Zweitens: Der Hochschulpakt gilt nur befristet. 2020 fällt der Zuschuss aus Berlin weg. Der Bund darf die Bildungsaufgaben der Länder nicht dauerhaft mitfinanzieren. So will es das Grundgesetz. Experten des Centrums für Hochschulentwicklung (CHE) gehen aber davon aus, dass die Zahl der Studienanfänger auch darüber hinaus hoch bleiben und erst 2024 langsam auf 450.000 absinken wird.

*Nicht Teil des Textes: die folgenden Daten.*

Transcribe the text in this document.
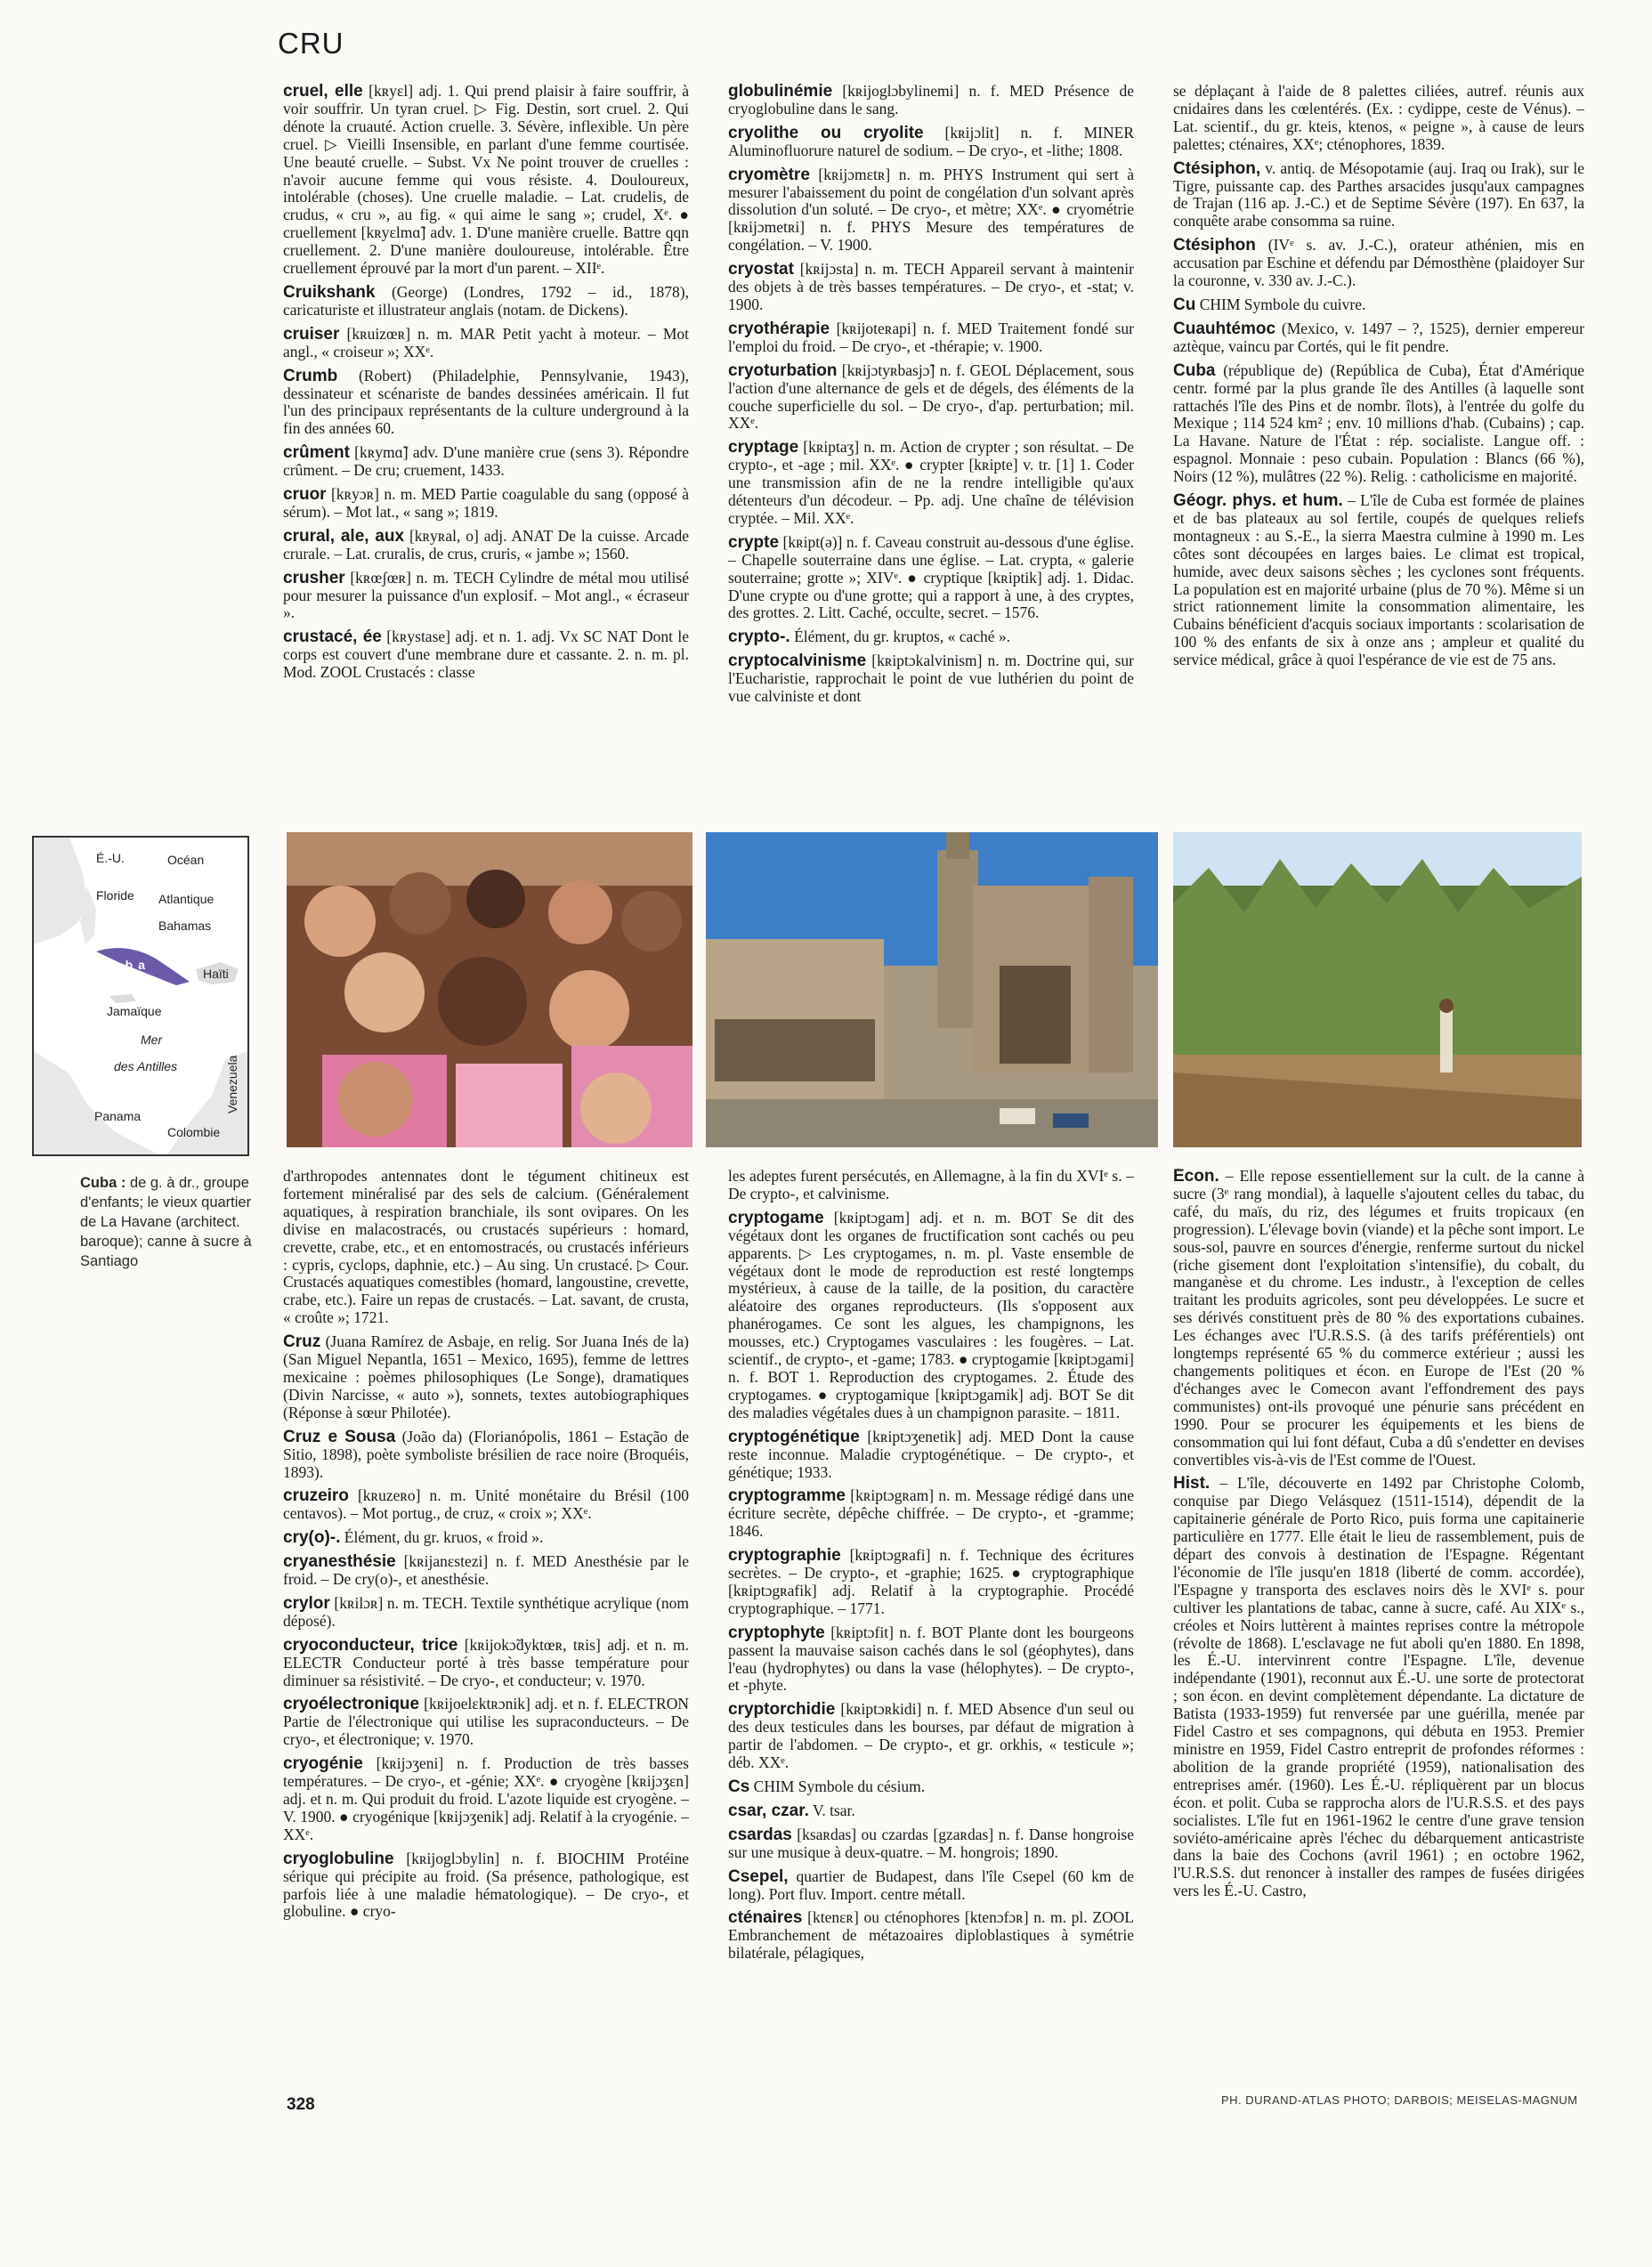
CRU

cruel, elle [kʀyɛl] adj. 1. Qui prend plaisir à faire souffrir, à voir souffrir. Un tyran cruel. ▷ Fig. Destin, sort cruel. 2. Qui dénote la cruauté. Action cruelle. 3. Sévère, inflexible. Un père cruel. ▷ Vieilli Insensible, en parlant d'une femme courtisée. Une beauté cruelle. – Subst. Vx Ne point trouver de cruelles : n'avoir aucune femme qui vous résiste. 4. Douloureux, intolérable (choses). Une cruelle maladie. – Lat. crudelis, de crudus, « cru », au fig. « qui aime le sang »; crudel, Xᵉ. ● cruellement [kʀyɛlmɑ̃] adv. 1. D'une manière cruelle. Battre qqn cruellement. 2. D'une manière douloureuse, intolérable. Être cruellement éprouvé par la mort d'un parent. – XIIᵉ.

Cruikshank (George) (Londres, 1792 – id., 1878), caricaturiste et illustrateur anglais (notam. de Dickens).

cruiser [kʀuizœʀ] n. m. MAR Petit yacht à moteur. – Mot angl., « croiseur »; XXᵉ.

Crumb (Robert) (Philadelphie, Pennsylvanie, 1943), dessinateur et scénariste de bandes dessinées américain. Il fut l'un des principaux représentants de la culture underground à la fin des années 60.

crûment [kʀymɑ̃] adv. D'une manière crue (sens 3). Répondre crûment. – De cru; cruement, 1433.

cruor [kʀyɔʀ] n. m. MED Partie coagulable du sang (opposé à sérum). – Mot lat., « sang »; 1819.

crural, ale, aux [kʀyʀal, o] adj. ANAT De la cuisse. Arcade crurale. – Lat. cruralis, de crus, cruris, « jambe »; 1560.

crusher [kʀœʃœʀ] n. m. TECH Cylindre de métal mou utilisé pour mesurer la puissance d'un explosif. – Mot angl., « écraseur ».

crustacé, ée [kʀystase] adj. et n. 1. adj. Vx SC NAT Dont le corps est couvert d'une membrane dure et cassante. 2. n. m. pl. Mod. ZOOL Crustacés : classe

globulinémie [kʀijoglɔbylinemi] n. f. MED Présence de cryoglobuline dans le sang.

cryolithe ou cryolite [kʀijɔlit] n. f. MINER Aluminofluorure naturel de sodium. – De cryo-, et -lithe; 1808.

cryomètre [kʀijɔmɛtʀ] n. m. PHYS Instrument qui sert à mesurer l'abaissement du point de congélation d'un solvant après dissolution d'un soluté. – De cryo-, et mètre; XXᵉ. ● cryométrie [kʀijɔmetʀi] n. f. PHYS Mesure des températures de congélation. – V. 1900.

cryostat [kʀijɔsta] n. m. TECH Appareil servant à maintenir des objets à de très basses températures. – De cryo-, et -stat; v. 1900.

cryothérapie [kʀijoteʀapi] n. f. MED Traitement fondé sur l'emploi du froid. – De cryo-, et -thérapie; v. 1900.

cryoturbation [kʀijɔtyʀbasjɔ̃] n. f. GEOL Déplacement, sous l'action d'une alternance de gels et de dégels, des éléments de la couche superficielle du sol. – De cryo-, d'ap. perturbation; mil. XXᵉ.

cryptage [kʀiptaʒ] n. m. Action de crypter ; son résultat. – De crypto-, et -age ; mil. XXᵉ. ● crypter [kʀipte] v. tr. [1] 1. Coder une transmission afin de ne la rendre intelligible qu'aux détenteurs d'un décodeur. – Pp. adj. Une chaîne de télévision cryptée. – Mil. XXᵉ.

crypte [kʀipt(ə)] n. f. Caveau construit au-dessous d'une église. – Chapelle souterraine dans une église. – Lat. crypta, « galerie souterraine; grotte »; XIVᵉ. ● cryptique [kʀiptik] adj. 1. Didac. D'une crypte ou d'une grotte; qui a rapport à une, à des cryptes, des grottes. 2. Litt. Caché, occulte, secret. – 1576.

crypto-. Élément, du gr. kruptos, « caché ».

cryptocalvinisme [kʀiptɔkalvinism] n. m. Doctrine qui, sur l'Eucharistie, rapprochait le point de vue luthérien du point de vue calviniste et dont

se déplaçant à l'aide de 8 palettes ciliées, autref. réunis aux cnidaires dans les cœlentérés. (Ex. : cydippe, ceste de Vénus). – Lat. scientif., du gr. kteis, ktenos, « peigne », à cause de leurs palettes; cténaires, XXᵉ; cténophores, 1839.

Ctésiphon, v. antiq. de Mésopotamie (auj. Iraq ou Irak), sur le Tigre, puissante cap. des Parthes arsacides jusqu'aux campagnes de Trajan (116 ap. J.-C.) et de Septime Sévère (197). En 637, la conquête arabe consomma sa ruine.

Ctésiphon (IVᵉ s. av. J.-C.), orateur athénien, mis en accusation par Eschine et défendu par Démosthène (plaidoyer Sur la couronne, v. 330 av. J.-C.).

Cu CHIM Symbole du cuivre.

Cuauhtémoc (Mexico, v. 1497 – ?, 1525), dernier empereur aztèque, vaincu par Cortés, qui le fit pendre.

Cuba (république de) (República de Cuba), État d'Amérique centr. formé par la plus grande île des Antilles (à laquelle sont rattachés l'île des Pins et de nombr. îlots), à l'entrée du golfe du Mexique ; 114 524 km² ; env. 10 millions d'hab. (Cubains) ; cap. La Havane. Nature de l'État : rép. socialiste. Langue off. : espagnol. Monnaie : peso cubain. Population : Blancs (66 %), Noirs (12 %), mulâtres (22 %). Relig. : catholicisme en majorité.

Géogr. phys. et hum. – L'île de Cuba est formée de plaines et de bas plateaux au sol fertile, coupés de quelques reliefs montagneux : au S.-E., la sierra Maestra culmine à 1990 m. Les côtes sont découpées en larges baies. Le climat est tropical, humide, avec deux saisons sèches ; les cyclones sont fréquents. La population est en majorité urbaine (plus de 70 %). Même si un strict rationnement limite la consommation alimentaire, les Cubains bénéficient d'acquis sociaux importants : scolarisation de 100 % des enfants de six à onze ans ; ampleur et qualité du service médical, grâce à quoi l'espérance de vie est de 75 ans.

É.-U.	Océan
Floride Atlantique
Bahamas
Cuba
Haïti
Jamaïque
Mer
des Antilles
Panama
Colombie
Venezuela
Cuba : de g. à dr., groupe d'enfants; le vieux quartier de La Havane (architect. baroque); canne à sucre à Santiago

d'arthropodes antennates dont le tégument chitineux est fortement minéralisé par des sels de calcium. (Généralement aquatiques, à respiration branchiale, ils sont ovipares. On les divise en malacostracés, ou crustacés supérieurs : homard, crevette, crabe, etc., et en entomostracés, ou crustacés inférieurs : cypris, cyclops, daphnie, etc.) – Au sing. Un crustacé. ▷ Cour. Crustacés aquatiques comestibles (homard, langoustine, crevette, crabe, etc.). Faire un repas de crustacés. – Lat. savant, de crusta, « croûte »; 1721.

Cruz (Juana Ramírez de Asbaje, en relig. Sor Juana Inés de la) (San Miguel Nepantla, 1651 – Mexico, 1695), femme de lettres mexicaine : poèmes philosophiques (Le Songe), dramatiques (Divin Narcisse, « auto »), sonnets, textes autobiographiques (Réponse à sœur Philotée).

Cruz e Sousa (João da) (Florianópolis, 1861 – Estação de Sitio, 1898), poète symboliste brésilien de race noire (Broquéis, 1893).

cruzeiro [kʀuzeʀo] n. m. Unité monétaire du Brésil (100 centavos). – Mot portug., de cruz, « croix »; XXᵉ.

cry(o)-. Élément, du gr. kruos, « froid ».

cryanesthésie [kʀijanɛstezi] n. f. MED Anesthésie par le froid. – De cry(o)-, et anesthésie.

crylor [kʀilɔʀ] n. m. TECH. Textile synthétique acrylique (nom déposé).

cryoconducteur, trice [kʀijokɔ̃dyktœʀ, tʀis] adj. et n. m. ELECTR Conducteur porté à très basse température pour diminuer sa résistivité. – De cryo-, et conducteur; v. 1970.

cryoélectronique [kʀijoelɛktʀɔnik] adj. et n. f. ELECTRON Partie de l'électronique qui utilise les supraconducteurs. – De cryo-, et électronique; v. 1970.

cryogénie [kʀijɔʒeni] n. f. Production de très basses températures. – De cryo-, et -génie; XXᵉ. ● cryogène [kʀijɔʒɛn] adj. et n. m. Qui produit du froid. L'azote liquide est cryogène. – V. 1900. ● cryogénique [kʀijɔʒenik] adj. Relatif à la cryogénie. – XXᵉ.

cryoglobuline [kʀijoglɔbylin] n. f. BIOCHIM Protéine sérique qui précipite au froid. (Sa présence, pathologique, est parfois liée à une maladie hématologique). – De cryo-, et globuline. ● cryo-

les adeptes furent persécutés, en Allemagne, à la fin du XVIᵉ s. – De crypto-, et calvinisme.

cryptogame [kʀiptɔgam] adj. et n. m. BOT Se dit des végétaux dont les organes de fructification sont cachés ou peu apparents. ▷ Les cryptogames, n. m. pl. Vaste ensemble de végétaux dont le mode de reproduction est resté longtemps mystérieux, à cause de la taille, de la position, du caractère aléatoire des organes reproducteurs. (Ils s'opposent aux phanérogames. Ce sont les algues, les champignons, les mousses, etc.) Cryptogames vasculaires : les fougères. – Lat. scientif., de crypto-, et -game; 1783. ● cryptogamie [kʀiptɔgami] n. f. BOT 1. Reproduction des cryptogames. 2. Étude des cryptogames. ● cryptogamique [kʀiptɔgamik] adj. BOT Se dit des maladies végétales dues à un champignon parasite. – 1811.

cryptogénétique [kʀiptɔʒenetik] adj. MED Dont la cause reste inconnue. Maladie cryptogénétique. – De crypto-, et génétique; 1933.

cryptogramme [kʀiptɔgʀam] n. m. Message rédigé dans une écriture secrète, dépêche chiffrée. – De crypto-, et -gramme; 1846.

cryptographie [kʀiptɔgʀafi] n. f. Technique des écritures secrètes. – De crypto-, et -graphie; 1625. ● cryptographique [kʀiptɔgʀafik] adj. Relatif à la cryptographie. Procédé cryptographique. – 1771.

cryptophyte [kʀiptɔfit] n. f. BOT Plante dont les bourgeons passent la mauvaise saison cachés dans le sol (géophytes), dans l'eau (hydrophytes) ou dans la vase (hélophytes). – De crypto-, et -phyte.

cryptorchidie [kʀiptɔʀkidi] n. f. MED Absence d'un seul ou des deux testicules dans les bourses, par défaut de migration à partir de l'abdomen. – De crypto-, et gr. orkhis, « testicule »; déb. XXᵉ.

Cs CHIM Symbole du césium.

csar, czar. V. tsar.

csardas [ksaʀdas] ou czardas [gzaʀdas] n. f. Danse hongroise sur une musique à deux-quatre. – M. hongrois; 1890.

Csepel, quartier de Budapest, dans l'île Csepel (60 km de long). Port fluv. Import. centre métall.

cténaires [ktenɛʀ] ou cténophores [ktenɔfɔʀ] n. m. pl. ZOOL Embranchement de métazoaires diploblastiques à symétrie bilatérale, pélagiques,

Écon. – Elle repose essentiellement sur la cult. de la canne à sucre (3ᵉ rang mondial), à laquelle s'ajoutent celles du tabac, du café, du maïs, du riz, des légumes et fruits tropicaux (en progression). L'élevage bovin (viande) et la pêche sont import. Le sous-sol, pauvre en sources d'énergie, renferme surtout du nickel (riche gisement dont l'exploitation s'intensifie), du cobalt, du manganèse et du chrome. Les industr., à l'exception de celles traitant les produits agricoles, sont peu développées. Le sucre et ses dérivés constituent près de 80 % des exportations cubaines. Les échanges avec l'U.R.S.S. (à des tarifs préférentiels) ont longtemps représenté 65 % du commerce extérieur ; aussi les changements politiques et écon. en Europe de l'Est (20 % d'échanges avec le Comecon avant l'effondrement des pays communistes) ont-ils provoqué une pénurie sans précédent en 1990. Pour se procurer les équipements et les biens de consommation qui lui font défaut, Cuba a dû s'endetter en devises convertibles vis-à-vis de l'Est comme de l'Ouest.

Hist. – L'île, découverte en 1492 par Christophe Colomb, conquise par Diego Velásquez (1511-1514), dépendit de la capitainerie générale de Porto Rico, puis forma une capitainerie particulière en 1777. Elle était le lieu de rassemblement, puis de départ des convois à destination de l'Espagne. Régentant l'économie de l'île jusqu'en 1818 (liberté de comm. accordée), l'Espagne y transporta des esclaves noirs dès le XVIᵉ s. pour cultiver les plantations de tabac, canne à sucre, café. Au XIXᵉ s., créoles et Noirs luttèrent à maintes reprises contre la métropole (révolte de 1868). L'esclavage ne fut aboli qu'en 1880. En 1898, les É.-U. intervinrent contre l'Espagne. L'île, devenue indépendante (1901), reconnut aux É.-U. une sorte de protectorat ; son écon. en devint complètement dépendante. La dictature de Batista (1933-1959) fut renversée par une guérilla, menée par Fidel Castro et ses compagnons, qui débuta en 1953. Premier ministre en 1959, Fidel Castro entreprit de profondes réformes : abolition de la grande propriété (1959), nationalisation des entreprises amér. (1960). Les É.-U. répliquèrent par un blocus écon. et polit. Cuba se rapprocha alors de l'U.R.S.S. et des pays socialistes. L'île fut en 1961-1962 le centre d'une grave tension soviéto-américaine après l'échec du débarquement anticastriste dans la baie des Cochons (avril 1961) ; en octobre 1962, l'U.R.S.S. dut renoncer à installer des rampes de fusées dirigées vers les É.-U. Castro,

328	PH. DURAND-ATLAS PHOTO; DARBOIS; MEISELAS-MAGNUM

Und drittens: Viele Erstis, die ein Bachelor-Studium anfangen, wollen im Anschluss auch den Master machen. Derzeit studieren etwa 75 Prozent aller Bachelor-Absolventen direkt weiter – in der Regel ohne größere Probleme. Die Kultusministerkonferenz sieht daher „keinen Mangel an Masterstudienplätzen. Das könnte sich allerdings bald ändern. Die Hochschulpakt-Mittel sind so kalkuliert, dass nur jeder zweite Uni-Neuling einen Masterstudienplatz erhält. Das CHE geht in Modellrechnungen davon aus, dass schon 2016 mindestens 36.000 Master-Bewerber leer ausgehen könnten.
Was das kostet: Schwer zu sagen. Ein Studienplatz kostet in Deutschland im Schnitt 7.200 Euro pro Jahr. Man müsste also für 36.000 zusätzliche Masterplätze 260 Millionen Euro jährlich mehr investieren. Wie sich Bund und Länder die Kosten aufteilen könnten, ist unklar. Zumindest aber das sogenannte Kooperationsverbot im Grundgesetz, das nur befristete Geldspritzen aus Berlin erlaubt, könnte eine Große Koalition rasch beiseiteräumen: Dann dürfte die Bundesregierung wieder stärker in der Bildungspolitik mitgestalten.